Ballot Curing: An Election Protection Tool for 2020

A flier from Nevada Democrats informs voters that they can “cure” their ballots if they were rejected. 

In a presidential race that hinges more than ever on mail-in ballots, voter protection efforts have adapted. 

Bloomber By Wednesday night in Nevada, a razor-thin margin separated the tallies of the two leading presidential candidates. Yet thousands of mail-in ballots couldn’t yet be counted because of missing or mismatched signatures.

In an election with far more mail-in ballots cast than usual, Democrat and Republican operatives are mobilizing to “cure” ballots in battlegrounds where tight races depend on ballot counts still underway. The little-known tool is getting the spotlight this year, as election protection efforts adapt to troubleshooting voting challenges that primarily happened through the mail rather than in-person, where they can be monitored in real time.

Georgia, North Carolina, Arizona and Nevada are among the states where canvassers are knocking on doors, making phone calls and sending texts to voters whose ballots were rejected for signature issues.

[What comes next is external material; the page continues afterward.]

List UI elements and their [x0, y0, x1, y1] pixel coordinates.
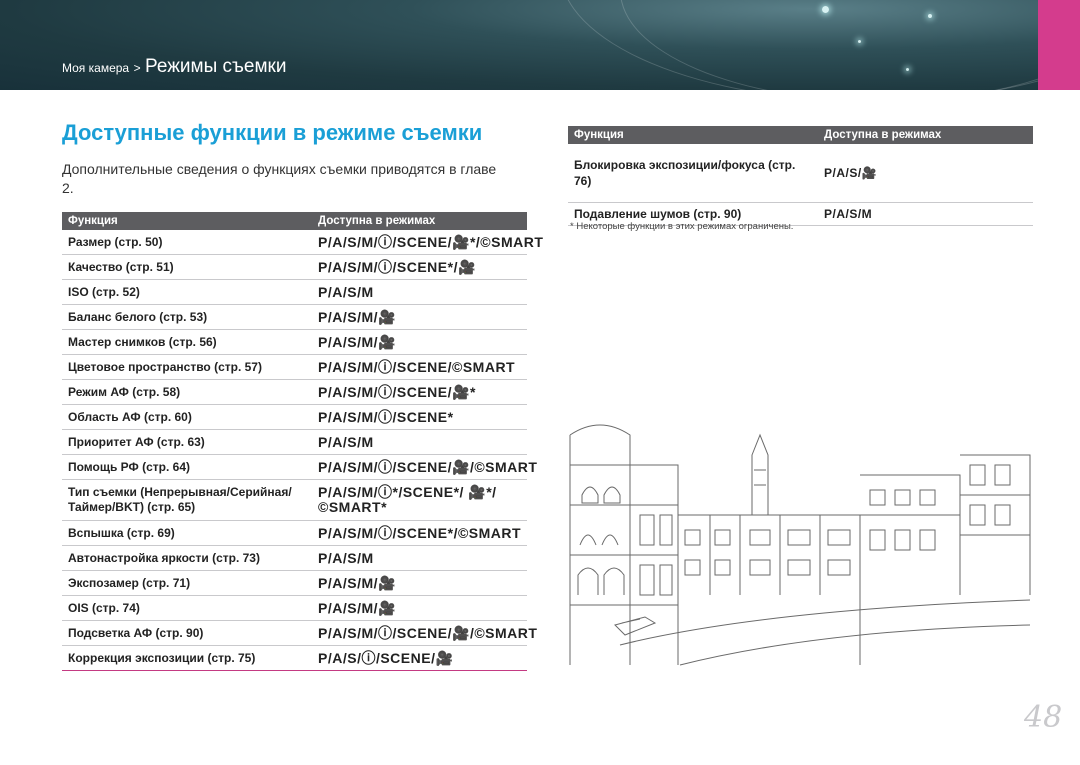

Curing can also include provisional ballots that were cast without proper identification.

During early voting for the 2020 election, voters whose ballots were rejected for errors were more likely to be Black or Latino, according to a Los Angeles Times analysis. Most states allow voters to “cure” such problems and several give extra time to do so following Election Day, though only 18 have laws that require counties to notify voters of signature issues. Outside of those states, voters can check the status of their ballots using online trackers or by contacting registrars directly.

Campaigns also receive information about rejected ballots — which often come from older and younger voters — through county and state registrars. In Nevada, where Joe Biden retains a lead of less than 8,000 votes ahead of Donald Trump, 3,474 mail ballots were in need of signature cure statewide as of Wednesday night, according to the Secretary of State. Those include about 100 more ballots from registered Democrats than Republicans.

But the scale of ballot cure issues is much larger this year than in past elections because of historic levels of mail-in voting, said Kevin Liao, the communications director for the Biden campaign in Nevada. In Clark County, which includes Las Vegas, Democratic canvassers have been on the ground daily since a few days after early voting began, said Christopher Brancart, a ballot curing volunteer with Nevada Democrats. Keith Schipper, a communications manager for the Trump campaign, says the Nevada GOP has also been sending postcards and making cure calls to their tranche of voters for days. The state allows voters to correct ballots through their county registrar until Nov. 12.